It’s hard to get things on the first try, especially in climbing. That’s kind of the allure of the sport when the difficult routes, and less technical ones, can have similar success rates when conditions and other factors don’t line up. For me, Baker, Stuart, and The Brothers have all been failed first attempts. As it turned out on Saturday I kept this streak in tact by not summiting Rainier.
John, Micah and I started off on Friday morning from Paradise amid a thick fog and a full on search and rescue for a missing climber on the upper mountain, making it difficult to acquire climbing permits, as all hands were on deck for the search. A couple trips back and forth between Paradise and Longmire and we were three climbing permits richer, and set off about 930 am. Snow started just below Panorama Point, and if you’re looking to ski on the Muir Snowfield anytime soon the snow is continuos by the time you get to the top, around 7000 ft.
Between 8000 and 8400 ft we finally broke out of the clouds to a warm and sunny day on the mountain. We took our time getting to Muir stopping first for a long lunch and later to shed layers and just generally enjoy the scenery, showing up at camp around 300pm. Anticipating high winds on Friday evening, we spent some time digging a pit for the tent and I was calling it a night by 730 pm.

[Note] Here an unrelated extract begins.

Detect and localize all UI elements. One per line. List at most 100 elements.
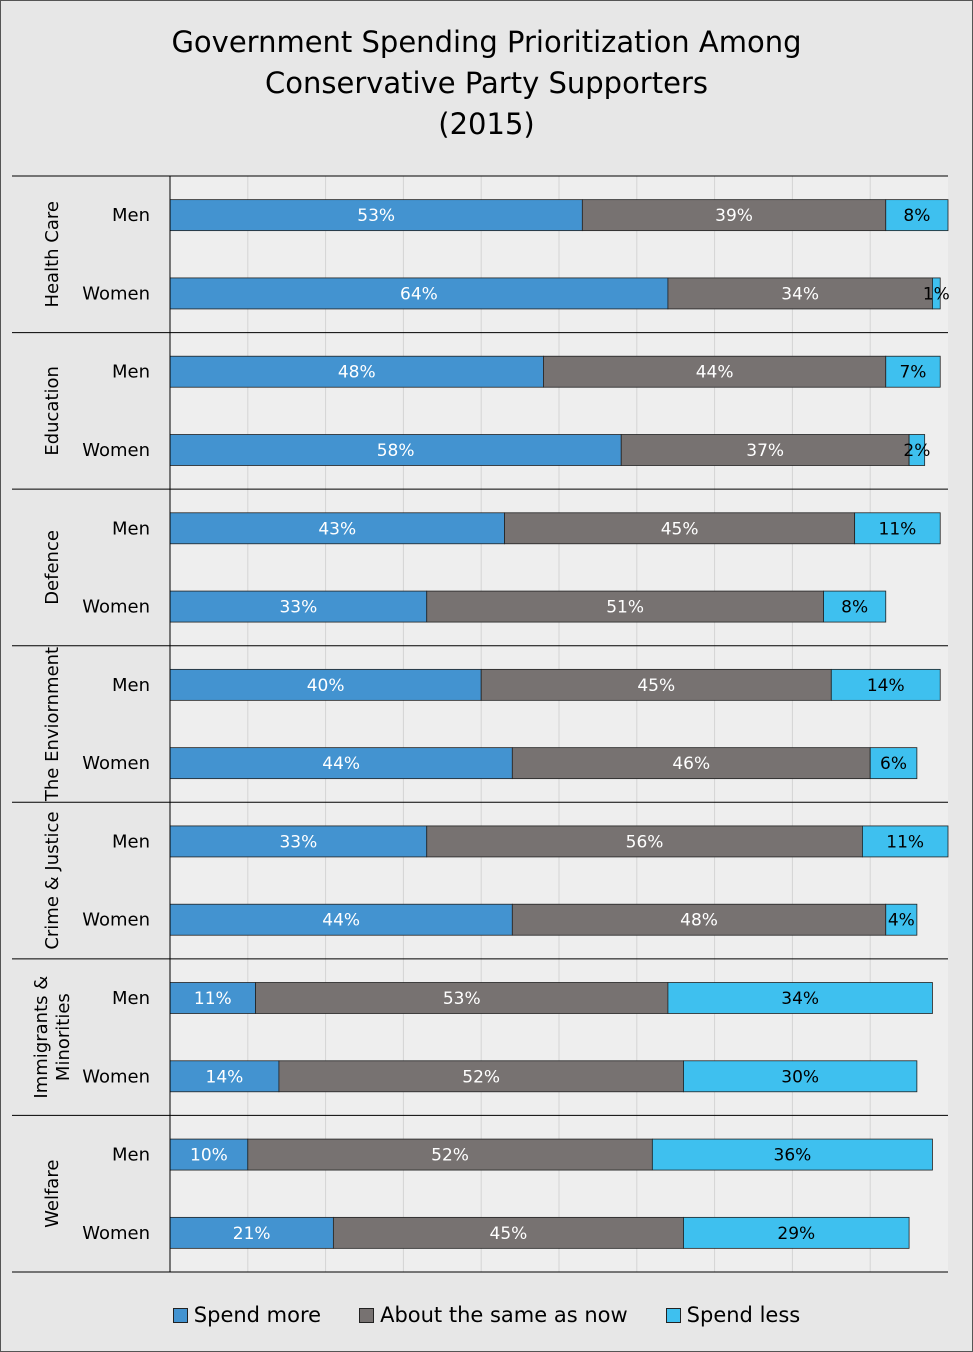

The wind did turn up at night but we stayed fairly warm. At 1130 pm we got up, anchored the tent, and were going by 1230 am. It was a super nice night, clear and a little cold. I was struggling to keep my harness tight around my waist most of the way up, so at Ingraham Flats we stopped for the first of many times so I could re-adjust it. From there the snow started to break up and just below the cleaver a ladder had been set to cross one of the wider holes in the snow. We went up the Cleaver and at 12500ft we started cutting over to Gibralter Rock, crossing a second ladder and then a fixed rope for about 150 yrds. The sun was starting to come up now and I was starting to feel the altitude kick in, causing me to slow down significantly.
From Gibralter Rock we went straight up the mountain, stopping at 700 am around 13400 when the altitude really started messing with my head. I decided that was enough for the day and any further was going to be a sad time for me. The day was getting nice at this point and as hard as it was to keep going, it was almost harder to turn around. When you get a window where the conditions line up as they did, it is a shame not to capitalize on it but such is life at elevation.
The snow on the mountain is really breaking up now so there are a lot of cool formations on a huge scale. We followed our same route back down to basecamp and after a short break packed up and headed back to the car. Typically these trip reports are reserved skiing but as we are in full on summer mode now, the touring set up for this trip seemed like it would be bulky and the turns seemed like they would be slow. We did see some folks still skiing the Nisqually Chute though, which is still continuos from the top but turns into a bit of a white ribbon down low.
So no skiing, no summit but it was no problem, because I think we all had a fun time and for my first time on the upper mountain at Rainier it was great, still it would have been nice to get it on the first try.